Retailers facing pressure from tepid holiday sales forecasts and fierce competition for shoppers’ dollars are planning to open earlier than ever for Black Friday, with even more opening on Thanksgiving Day itself.
J.C. Penney, Macy’s and Kohl’s have all announced plans to open at 8 p.m. on Thanksgiving for the first time this year. They’ll be joining Target, Walmart, Kmart, Sears and Toys ‘R’ Us, which all opened at 8 p.m. or 9 p.m. on Thanksgiving Day last year to start their Black Friday sales.
“They’re fearful if they don’t get to the wallet early they’ll lose out,” said Bill Martin, founder of Chicago-based retail tracking company ShopperTrak. “I think it’s unfortunate. It extends the holiday so far in advance we forget what the holiday’s about to begin with.”
The earlier openings mean retail workers in Charlotte and across the country will be working Thanksgiving evening. Retailers say they’re just giving consumers what they want.
“Shopping over the Thanksgiving holiday weekend has become a much-anticipated tradition enjoyed with friends and family,” said Michelle Gass, Kohl’s chief customer officer, in a statement. “As many customers are eager to get a jump start on their shopping, we are opening our stores at 8 p.m. on Thanksgiving Day as a convenience to our customers who want to make Kohl’s their first stop.”
Experts say the pressure of fierce competition is a major driver behind the early opening times. Stores like J.C. Penney that held out for a traditional 6 a.m. Friday opening last year missed out to those that opened earlier. J.C. Penney suffered a particularly disastrous holiday season, losing $552 million as the company struggled with an ill-fated new strategy under former CEO Ron Johnson.
“Retailers are not going to leave an opportunity to get more business,” said Britt Beemer, CEO of Charleston-based retail consulting firm America’s Research Group. “If you have half of America shopping, you can’t miss that.”
Another factor in the rush to open earlier: Glum holiday sales forecasts. The National Retail Federation said last week that consumers expect to spend an average of about $738. That’s 2 percent less than last year’s per-person spending.
“Though the foundation for solid holiday season growth exists, Americans are questioning the stability of our economy, our government and their own finances,” said retail federation chief executive Matthew Shay, in a statement.

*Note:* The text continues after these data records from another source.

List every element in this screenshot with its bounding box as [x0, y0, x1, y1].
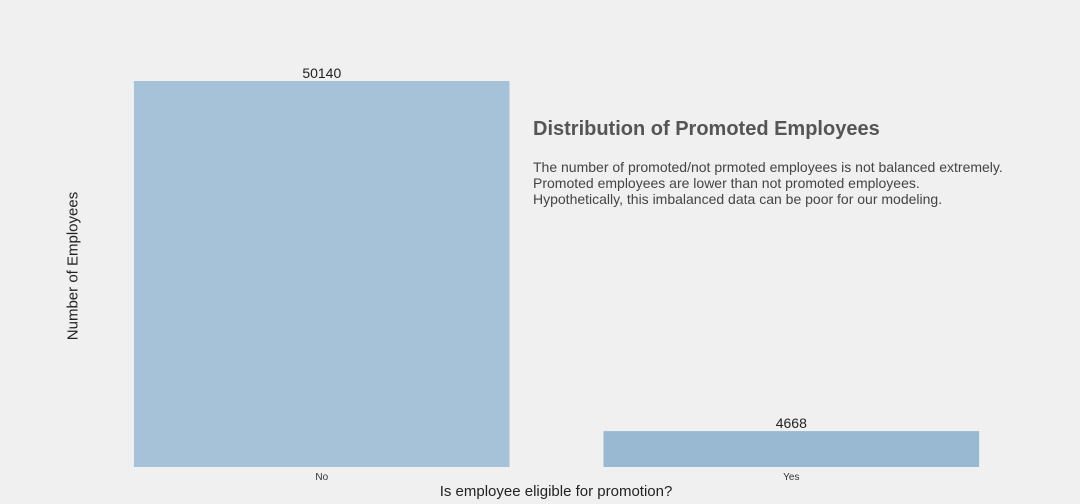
annotation-text: The number of promoted/not prmoted emplo…: [533, 159, 1003, 207]
x-axis-label: Is employee eligible for promotion?: [439, 483, 673, 500]
x-tick-label: No: [315, 472, 328, 483]
annotation-line: The number of promoted/not prmoted emplo…: [533, 159, 1003, 175]
y-axis-label: Number of Employees: [64, 191, 82, 341]
data-label: 50140: [302, 65, 341, 81]
bar-yes: [603, 431, 980, 467]
annotation-line: Promoted employees are lower than not pr…: [533, 175, 920, 191]
x-tick-label: Yes: [783, 472, 799, 483]
annotation-title: Distribution of Promoted Employees: [533, 118, 880, 140]
data-label: 4668: [776, 415, 807, 431]
bar-no: [133, 81, 510, 467]
annotation-line: Hypothetically, this imbalanced data can…: [533, 191, 943, 207]
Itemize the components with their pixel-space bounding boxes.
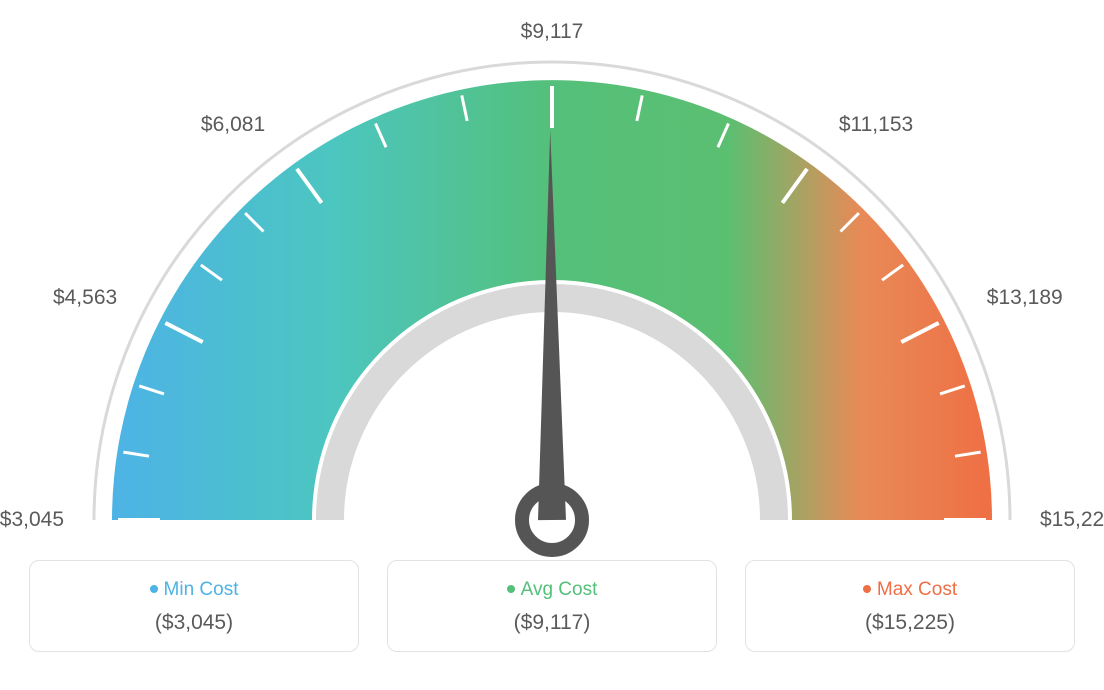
gauge-tick-label: $6,081 — [195, 113, 265, 137]
legend-row: Min Cost ($3,045) Avg Cost ($9,117) Max … — [0, 560, 1104, 652]
dot-icon — [863, 585, 871, 593]
legend-card-avg: Avg Cost ($9,117) — [387, 560, 717, 652]
legend-title-min-text: Min Cost — [164, 579, 239, 600]
legend-title-max-text: Max Cost — [877, 579, 957, 600]
dot-icon — [507, 585, 515, 593]
legend-title-avg-text: Avg Cost — [521, 579, 598, 600]
dot-icon — [150, 585, 158, 593]
gauge-tick-label: $13,189 — [987, 286, 1063, 310]
legend-title-avg: Avg Cost — [398, 579, 706, 601]
gauge-svg — [62, 30, 1042, 570]
legend-title-max: Max Cost — [756, 579, 1064, 601]
gauge-tick-label: $3,045 — [0, 508, 64, 532]
legend-title-min: Min Cost — [40, 579, 348, 601]
gauge-tick-label: $11,153 — [839, 113, 913, 137]
legend-value-max: ($15,225) — [756, 611, 1064, 635]
gauge-tick-label: $9,117 — [512, 20, 592, 44]
gauge-chart: $3,045 $4,563 $6,081 $9,117 $11,153 $13,189 $1… — [0, 0, 1104, 560]
legend-card-min: Min Cost ($3,045) — [29, 560, 359, 652]
legend-card-max: Max Cost ($15,225) — [745, 560, 1075, 652]
gauge-tick-label: $15,225 — [1040, 508, 1104, 532]
legend-value-min: ($3,045) — [40, 611, 348, 635]
gauge-tick-label: $4,563 — [47, 286, 117, 310]
legend-value-avg: ($9,117) — [398, 611, 706, 635]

The federation predicts that overall, holiday sales will increase a modest 3.9 percent, to $602 billion.
ShopperTrak is predicting sales will rise 2.4 percent compared to the same time period last year. That’s less than last year’s 3 percent increase. And ShopperTrak expects foot traffic in stores to drop 1.4 percent, as people visit fewer stores and watch their spending carefully.
Timing is also driving some of the shift. Because Thanksgiving falls on a later date this year, the official holiday shopping season is only 26 days, the shortest possible time between Thanksgiving and Christmas.
That has led some retailers to kick off their holiday deals earlier, Martin said. Kmart announced it was beginning layaway sales 105 days before Christmas, for example.
“It’s just amazing,” Martin said.
The earlier sales and promotions over the past decade have shifted holiday spending earlier, into November, while cannibalizing later sales, Martin said.
“The increased revenue we’re seeing in November is coming at the expense of December,” he said.
The split of spending between November and December is approaching 50-50, Martin said, while in 2000 it was closer to 40-60.
Although recent seasons have seen a backlash over Thanksgiving Day openings – including online petitions that gathered hundreds of thousands of signatures – nothing has stopped the Black Friday creep. A few small online petitions had started by Tuesday, such as “Thanksgiving Comes First,” on Facebook, which had 190 “likes” as of Tuesday.
Beemer said he hopes 8 p.m. Thanksgiving Day will hold as the new line for retailers not to cross.
“I hope it doesn’t get any earlier than 8 p.m.,” he said. “I think everyone’s going to try to draw a line.”